While Anthropic polishes its narrative for Wall Street, the individual developer is left holding a more expensive, more restrictive bag. When the bundle breaks, the only thing left on the table is the bill. For the power user, the choice is no longer between ‘Pro’ or ‘Max’; it’s between agency and convenience.
Consumer options
As someone attempting to analyze the situation I understand why Anthropic made this move. As a consumer, things are more grim.

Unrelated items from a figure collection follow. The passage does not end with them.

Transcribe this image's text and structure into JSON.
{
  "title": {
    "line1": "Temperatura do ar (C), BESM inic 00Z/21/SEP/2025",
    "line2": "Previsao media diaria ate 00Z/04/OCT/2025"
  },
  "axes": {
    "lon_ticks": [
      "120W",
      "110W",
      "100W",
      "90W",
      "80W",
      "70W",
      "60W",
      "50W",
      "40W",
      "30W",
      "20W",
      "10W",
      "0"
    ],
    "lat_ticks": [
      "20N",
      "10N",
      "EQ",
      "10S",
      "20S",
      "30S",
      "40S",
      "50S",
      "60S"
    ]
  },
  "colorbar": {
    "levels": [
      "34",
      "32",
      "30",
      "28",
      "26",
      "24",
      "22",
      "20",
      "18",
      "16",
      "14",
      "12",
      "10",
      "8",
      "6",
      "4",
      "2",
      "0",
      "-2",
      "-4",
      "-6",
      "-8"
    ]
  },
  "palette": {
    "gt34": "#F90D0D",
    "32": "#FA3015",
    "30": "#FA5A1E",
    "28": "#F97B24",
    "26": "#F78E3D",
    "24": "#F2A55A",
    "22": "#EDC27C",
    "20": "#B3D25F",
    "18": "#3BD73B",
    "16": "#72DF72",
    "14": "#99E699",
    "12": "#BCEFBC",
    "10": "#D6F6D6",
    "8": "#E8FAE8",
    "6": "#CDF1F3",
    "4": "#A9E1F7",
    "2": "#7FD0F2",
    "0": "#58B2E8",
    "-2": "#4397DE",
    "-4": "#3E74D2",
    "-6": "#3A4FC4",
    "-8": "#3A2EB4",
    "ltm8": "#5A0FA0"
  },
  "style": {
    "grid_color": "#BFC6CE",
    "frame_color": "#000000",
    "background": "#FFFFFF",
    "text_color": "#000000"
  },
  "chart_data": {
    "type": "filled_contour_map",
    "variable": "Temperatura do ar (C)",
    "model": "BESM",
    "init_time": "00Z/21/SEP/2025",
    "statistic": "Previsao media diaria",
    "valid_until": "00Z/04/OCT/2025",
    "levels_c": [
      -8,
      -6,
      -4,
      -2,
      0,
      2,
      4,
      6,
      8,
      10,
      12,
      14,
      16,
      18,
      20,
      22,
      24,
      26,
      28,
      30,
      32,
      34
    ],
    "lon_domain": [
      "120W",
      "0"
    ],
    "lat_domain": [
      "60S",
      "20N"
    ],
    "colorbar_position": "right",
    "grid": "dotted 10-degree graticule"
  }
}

- Rely (and pay) Anthropic for the subcription only if native
Claude Codeis the value. This isn’t my case. - The labs will like redraw what is “included” in the subscription. OpenAI is moving at it from a consumer angle of “more value to increase subscription price later.” Anthropic’s approaching it from the point of view of heavier use enterprise and setting up token economics to match the infra.
- If so inclined, understand the seams and the layers: Just like when setting up a home network, you could just use the service provided all-in-one router, access point. I choose to split them apart - I provide my own router, my own switches and access points. This allows me to swap out systems for an upgrade and leverage the service provider for what they do best - provide the tubes for the traffic. By decoupling the agentic harness from the model and the context, I can reclaim the ability to swap the ‘tubes’ without losing the data. I am not just a customer, I am the architect of my own stack.
- The only way to maintain agency is to pay for the layers, not the bundle. Vote with your wallet to providers who have an open permission model. I’ve learned from the world of internet and mobile that prioritizing convenience over everything else ends up in being locked to providers.
And if I cannot at a reasonable cost, then maybe Anthropic’s offering is not the right one for me.
Holding two thoughts at once
Anthropic’s showing strong management - it’s found a leak with its subscription pricing and is plugging it with improved Claude Code capabilities and aligning its tokenomics. The optimistic read here is that they are committed to operating a sustainable business and are being honest to align pricing with costs. Taken seriously, this also suggests that this is likely the eventual outcome for Codex and Gemini.
However, as a consumer, this only makes me more resolute in building for the exit. I want a stack where the provider is a utility, not a cage.